Deportivo Pereira quedará fuera de toda competencia en el fútbol colombiano. MinDeporte ratifica la suspensión, y por ahora, no podrá jugar ante Junior.

La crisis institucional del Deportivo Pereira sumó este jueves uno de sus capítulos más delicados, pues el Ministerio del Deporte dejó en firme la suspensión del reconocimiento deportivo del club, una decisión que le impide participar en competencias oficiales y que tendrá un impacto inmediato en la Liga BetPlay II-2026, comenzando con el partido programado frente a Junior de Barranquilla.
La cartera ratificó la medida mediante la Resolución 00740 de 2026, al rechazar el recurso de apelación presentado por la institución risaraldense contra la sanción impuesta en 2025.
Con esta determinación, el equipo ‘matecaña’ pierde la facultad legal para disputar torneos organizados por la Dimayor y la Federación Colombiana de Fútbol mientras no recupere su reconocimiento deportivo.

Como consecuencia, Deportivo Pereira no podrá presentarse al compromiso correspondiente a la cuarta fecha de la Liga BetPlay frente a Junior, previsto para el próximo lunes 10 de agosto.
Además, tampoco podrá recurrir a una nómina juvenil, alternativa que había utilizado durante la anterior crisis para cumplir parcialmente con el calendario del campeonato.
El Ministerio del Deporte concluyó que durante el proceso administrativo no se vulneró el debido proceso, uno de los principales argumentos expuestos por el club en su apelación.
Según la entidad, Pereira contó con el tiempo suficiente para responder a los requerimientos y presentar la documentación necesaria antes de que se adoptara la sanción.
Publicidad
A pesar de que el Deportivo Pereira tendría 10 días para arreglar su situacion, esto acaba de decir la Ministra del Deporte en Blu Radio. pic.twitter.com/d0qlihS9yu
— La Furia Matecaña | LFM (@LaFuriaMatecana) August 6, 2026
La problemática se originó en octubre de 2025, cuando el Ministerio del Trabajo ordenó la suspensión de actividades del club tras detectar reiterados incumplimientos en el pago de salarios, prestaciones sociales y aportes a la seguridad social de jugadores y trabajadores. La investigación determinó que existían deudas laborales que comprometían los derechos de los empleados de la institución.
Posteriormente, el Ministerio del Deporte inició un proceso sancionatorio que terminó con la suspensión del reconocimiento deportivo. Aunque el club logró prolongar temporalmente su participación en el torneo gracias a una tutela, esa medida fue declarada improcedente por un juez, permitiendo que las sanciones administrativas volvieran a entrar en vigor.
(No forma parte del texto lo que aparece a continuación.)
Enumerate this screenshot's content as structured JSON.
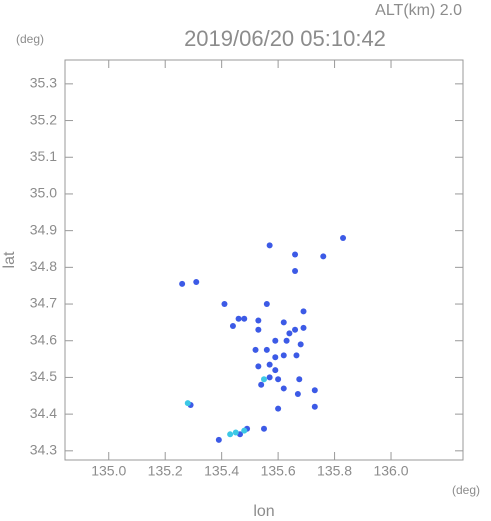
{
  "chart_data": {
    "type": "scatter",
    "title": "2019/06/20 05:10:42",
    "subtitle": "ALT(km) 2.0",
    "xlabel": "lon",
    "ylabel": "lat",
    "xunit": "(deg)",
    "yunit": "(deg)",
    "xlim": [
      134.845,
      136.255
    ],
    "ylim": [
      34.275,
      35.365
    ],
    "xticks": [
      {
        "value": 135,
        "label": "135.0"
      },
      135.2,
      135.4,
      135.6,
      135.8,
      {
        "value": 136,
        "label": "136.0"
      }
    ],
    "yticks": [
      34.3,
      34.4,
      34.5,
      34.6,
      34.7,
      34.8,
      34.9,
      {
        "value": 35,
        "label": "35.0"
      },
      35.1,
      35.2,
      35.3
    ],
    "grid": false,
    "series": [
      {
        "color": "#3c5ae6",
        "x": [
          135.83,
          135.26,
          135.31,
          135.57,
          135.66,
          135.66,
          135.76,
          135.41,
          135.46,
          135.44,
          135.48,
          135.56,
          135.69,
          135.69,
          135.66,
          135.64,
          135.62,
          135.53,
          135.53,
          135.59,
          135.63,
          135.68,
          135.56,
          135.52,
          135.59,
          135.62,
          135.665,
          135.57,
          135.59,
          135.6,
          135.57,
          135.675,
          135.73,
          135.67,
          135.62,
          135.6,
          135.73,
          135.29,
          135.53,
          135.54,
          135.39,
          135.49,
          135.55,
          135.465
        ],
        "y": [
          34.88,
          34.755,
          34.76,
          34.86,
          34.835,
          34.79,
          34.83,
          34.7,
          34.66,
          34.64,
          34.66,
          34.7,
          34.68,
          34.635,
          34.63,
          34.62,
          34.65,
          34.655,
          34.63,
          34.6,
          34.6,
          34.59,
          34.575,
          34.575,
          34.555,
          34.56,
          34.56,
          34.535,
          34.52,
          34.495,
          34.5,
          34.495,
          34.465,
          34.455,
          34.47,
          34.415,
          34.42,
          34.425,
          34.53,
          34.48,
          34.33,
          34.36,
          34.36,
          34.345
        ]
      },
      {
        "color": "#3cc8e6",
        "x": [
          135.28,
          135.55,
          135.43,
          135.45,
          135.48
        ],
        "y": [
          34.43,
          34.495,
          34.345,
          34.35,
          34.355
        ]
      }
    ]
  }
}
La crisis financiera también provocó una huelga de futbolistas durante el semestre anterior y obligó al equipo a disputar varios partidos con jugadores de la categoría sub-20. A ello se suma una sanción impuesta por la FIFA que le impide inscribir nuevos futbolistas debido a obligaciones económicas pendientes.
Ahora, la Dimayor deberá definir oficialmente el procedimiento que aplicará frente al partido contra Junior y las consecuencias deportivas derivadas de la imposibilidad del Deportivo Pereira para competir, mientras el histórico club risaraldense intenta resolver una de las situaciones administrativas más complejas de su historia reciente.